Abstract Exciton behavior is crucial for improving the optoelectronic property of a light‐emitting conjugated polymer. Herein, the photoexcitation dynamics of exciton migration and energy transfer in a self‐doped β‐conformation film of the polydiarylfluorenes (poly[4‐(octyloxy)‐9,9‐diphenylfluoren‐2,7‐diyl]‐co‐[5‐(octyloxy)‐9,9‐ diphenylfluoren‐2,7‐diyl], PODPF) are demonstrated.

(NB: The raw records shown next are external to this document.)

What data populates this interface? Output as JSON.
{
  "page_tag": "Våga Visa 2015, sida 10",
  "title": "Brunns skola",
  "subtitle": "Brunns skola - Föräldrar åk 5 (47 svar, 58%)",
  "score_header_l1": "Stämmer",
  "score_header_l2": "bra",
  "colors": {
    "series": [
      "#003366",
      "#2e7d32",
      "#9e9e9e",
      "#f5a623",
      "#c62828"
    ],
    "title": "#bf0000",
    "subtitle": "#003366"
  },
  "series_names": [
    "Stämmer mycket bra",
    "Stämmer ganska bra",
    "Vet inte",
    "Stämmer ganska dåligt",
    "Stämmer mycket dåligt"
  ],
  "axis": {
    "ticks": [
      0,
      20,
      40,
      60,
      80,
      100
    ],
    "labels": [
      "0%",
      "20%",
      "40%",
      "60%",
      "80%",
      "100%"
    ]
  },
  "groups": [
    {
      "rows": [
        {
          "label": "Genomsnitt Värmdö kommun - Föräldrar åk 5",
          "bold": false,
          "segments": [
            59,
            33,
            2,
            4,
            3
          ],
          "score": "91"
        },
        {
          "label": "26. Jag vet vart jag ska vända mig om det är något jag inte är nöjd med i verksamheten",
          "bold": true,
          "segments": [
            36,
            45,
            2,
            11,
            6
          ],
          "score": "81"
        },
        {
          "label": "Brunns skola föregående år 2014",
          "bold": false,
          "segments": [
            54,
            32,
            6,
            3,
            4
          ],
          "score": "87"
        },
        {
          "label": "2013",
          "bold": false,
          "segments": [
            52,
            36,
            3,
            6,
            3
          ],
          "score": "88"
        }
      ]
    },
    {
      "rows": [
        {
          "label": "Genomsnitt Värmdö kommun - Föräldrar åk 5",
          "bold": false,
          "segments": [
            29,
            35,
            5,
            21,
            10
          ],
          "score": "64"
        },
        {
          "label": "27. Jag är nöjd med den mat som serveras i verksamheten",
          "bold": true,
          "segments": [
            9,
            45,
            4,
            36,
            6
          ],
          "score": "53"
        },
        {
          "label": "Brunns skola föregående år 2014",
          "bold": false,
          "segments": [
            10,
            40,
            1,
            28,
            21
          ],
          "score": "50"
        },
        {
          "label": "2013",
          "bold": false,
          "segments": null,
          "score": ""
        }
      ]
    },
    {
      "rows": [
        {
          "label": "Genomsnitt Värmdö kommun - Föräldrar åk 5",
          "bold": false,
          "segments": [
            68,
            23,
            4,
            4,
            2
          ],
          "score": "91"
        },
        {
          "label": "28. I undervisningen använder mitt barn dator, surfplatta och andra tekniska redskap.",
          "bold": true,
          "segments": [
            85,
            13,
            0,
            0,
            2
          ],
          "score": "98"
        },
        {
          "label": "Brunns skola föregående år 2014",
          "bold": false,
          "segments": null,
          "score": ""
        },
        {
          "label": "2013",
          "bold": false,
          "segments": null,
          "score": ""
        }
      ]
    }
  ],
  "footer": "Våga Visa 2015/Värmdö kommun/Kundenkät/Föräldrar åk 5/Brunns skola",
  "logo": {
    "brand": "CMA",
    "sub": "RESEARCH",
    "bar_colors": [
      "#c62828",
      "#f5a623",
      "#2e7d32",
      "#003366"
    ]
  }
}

Compared to the first generation of the β‐conformation polyfluorene, poly(9,9‐dioctylfluorene) (PFO), energy transfer occurs in PODPF β‐conformation films in a time period of ≈150 ps, much longer than those of the PFO ones (<5 ps), associated with the effective intrachain energy transfer (few hundred picoseconds), rather than interchain Förster energy transfer (a few picoseconds). Similar to PFO, the PODPF β‐conformation also displays well‐resolved vibronic emission peaks at 20 K, attributed to the planar and rigid conformation. Interestingly, a residual 0‐0 band emission of nonplanar conformation chain segments (435 nm, 2.85 eV) at 20 K also further confirms the exciton migration from the amorphous state to the β‐conformation domain in PODPF films. Therefore, the stable dual amplified spontaneous emission (ASE) behavior of the PODPF self‐doped films at 461 nm (2.69 eV) and 483 nm (2.57 eV), originates from the individual amorphous and β‐conformation domains.